Sans internet ni téléphone, et sous les feux croisés de l'armée soudanaise et des paramilitaires en guerre, il ne reste qu'un seul moyen de se donner des nouvelles au Darfour: les lettres manuscrites acheminées par les chauffeurs de taxis collectifs.
Ahmed Issa est parti depuis plusieurs jours de Nyala, le chef-lieu du Darfour-Sud où il a toujours vécu, laissant derrière lui des proches et de nombreux amis. Aujourd'hui à l'abri à El Daein, à près de 150 kilomètres à l'est de Nyala, il écrit des missives dans un petit café en plein air.

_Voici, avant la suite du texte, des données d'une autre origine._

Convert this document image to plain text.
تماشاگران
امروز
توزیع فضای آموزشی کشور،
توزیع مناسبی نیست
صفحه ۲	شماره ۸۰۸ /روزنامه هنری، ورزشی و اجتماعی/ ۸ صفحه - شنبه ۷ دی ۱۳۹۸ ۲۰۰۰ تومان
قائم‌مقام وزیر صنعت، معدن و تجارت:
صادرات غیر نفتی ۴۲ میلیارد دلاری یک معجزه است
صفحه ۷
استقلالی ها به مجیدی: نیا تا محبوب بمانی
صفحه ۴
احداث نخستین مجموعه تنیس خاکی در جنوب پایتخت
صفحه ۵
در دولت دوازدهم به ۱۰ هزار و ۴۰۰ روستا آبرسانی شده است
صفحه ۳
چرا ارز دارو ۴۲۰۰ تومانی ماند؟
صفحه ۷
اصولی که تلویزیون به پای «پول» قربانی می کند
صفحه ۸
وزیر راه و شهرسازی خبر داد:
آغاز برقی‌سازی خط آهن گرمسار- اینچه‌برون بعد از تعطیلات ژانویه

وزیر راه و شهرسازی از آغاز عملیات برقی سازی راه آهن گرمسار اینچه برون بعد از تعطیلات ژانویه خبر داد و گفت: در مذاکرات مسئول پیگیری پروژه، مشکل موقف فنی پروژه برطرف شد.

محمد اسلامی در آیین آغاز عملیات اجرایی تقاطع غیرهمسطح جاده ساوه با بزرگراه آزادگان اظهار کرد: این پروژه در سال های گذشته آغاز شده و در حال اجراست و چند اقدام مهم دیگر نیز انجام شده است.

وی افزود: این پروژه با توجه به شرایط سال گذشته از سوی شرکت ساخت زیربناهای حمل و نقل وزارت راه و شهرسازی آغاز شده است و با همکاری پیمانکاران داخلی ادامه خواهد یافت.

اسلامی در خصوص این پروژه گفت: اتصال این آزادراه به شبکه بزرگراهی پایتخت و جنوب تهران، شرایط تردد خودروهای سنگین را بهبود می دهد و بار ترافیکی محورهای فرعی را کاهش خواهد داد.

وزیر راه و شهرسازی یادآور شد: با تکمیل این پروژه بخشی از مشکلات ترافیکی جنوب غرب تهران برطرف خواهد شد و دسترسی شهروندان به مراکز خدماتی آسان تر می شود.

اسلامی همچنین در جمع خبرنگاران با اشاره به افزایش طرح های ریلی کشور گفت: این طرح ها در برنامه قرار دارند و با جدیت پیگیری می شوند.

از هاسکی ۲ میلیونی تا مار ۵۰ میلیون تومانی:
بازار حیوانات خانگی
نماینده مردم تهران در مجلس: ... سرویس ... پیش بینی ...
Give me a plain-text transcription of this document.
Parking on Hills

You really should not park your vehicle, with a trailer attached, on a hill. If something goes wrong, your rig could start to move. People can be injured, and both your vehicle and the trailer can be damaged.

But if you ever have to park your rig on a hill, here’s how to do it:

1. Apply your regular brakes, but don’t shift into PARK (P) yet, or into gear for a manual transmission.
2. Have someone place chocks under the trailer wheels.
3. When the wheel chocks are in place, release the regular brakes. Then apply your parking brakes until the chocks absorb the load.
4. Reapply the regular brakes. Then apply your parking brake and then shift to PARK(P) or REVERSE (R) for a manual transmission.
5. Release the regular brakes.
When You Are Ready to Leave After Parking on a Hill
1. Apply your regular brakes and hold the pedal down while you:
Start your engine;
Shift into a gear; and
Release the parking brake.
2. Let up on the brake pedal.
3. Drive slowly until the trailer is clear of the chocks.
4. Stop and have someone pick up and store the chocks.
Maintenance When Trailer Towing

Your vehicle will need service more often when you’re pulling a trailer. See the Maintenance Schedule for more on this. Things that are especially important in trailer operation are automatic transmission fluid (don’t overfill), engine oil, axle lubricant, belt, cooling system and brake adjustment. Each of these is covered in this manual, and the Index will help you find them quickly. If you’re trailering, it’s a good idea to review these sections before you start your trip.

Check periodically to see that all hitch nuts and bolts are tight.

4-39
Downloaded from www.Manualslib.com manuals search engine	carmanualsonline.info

Une semaine d'acheminement
Après El-Geneina, chef-lieu du Darfour-Ouest, devenue en juin la ville martyre emblématique du retour des violences ethniques au Darfour, Nyala est désormais au cœur des affrontements entre l'armée et les paramilitaires des Forces de soutien rapide (FSR).
Dimanche, le conflit a franchi un nouveau palier à Nyala: pour la première fois depuis le début de la guerre en avril, l'armée de l'air a rejoint les combats. Ses avions ont frappé plusieurs quartiers résidentiels tenus par les FSR, rapportent à l'AFP des habitants.
"Un seul rêve : avoir des nouvelles"
Ces informations parviennent au compte-gouttes et souvent avec beaucoup de retard, raconte sur X (anciennement Twitter) le militant des droits humains Ahmed Gouja, lui-même sorti de Nyala mais qui tente d'alerter le monde sur les tueries qui s'y déroulent.
On meurt à chaque instant passé sans nouvelle de nos familles: on ne rêve que d'une chose, savoir comment vont nos proches et nos amis.
Depuis des semaines, Souleimane Moufaddal voit défiler dans son petit bureau aux murs jaunes décrépis des familles anxieuses de savoir comment vont ceux restés à Nyala.
En général, le destinataire écrit lui-même aussitôt une réponse qu'il remet au chauffeur.
À charge à lui de réussir ensuite à reprendre la route. Une gageure sous les bombes et alors que la saison des pluies met régulièrement des voies hors d'usage.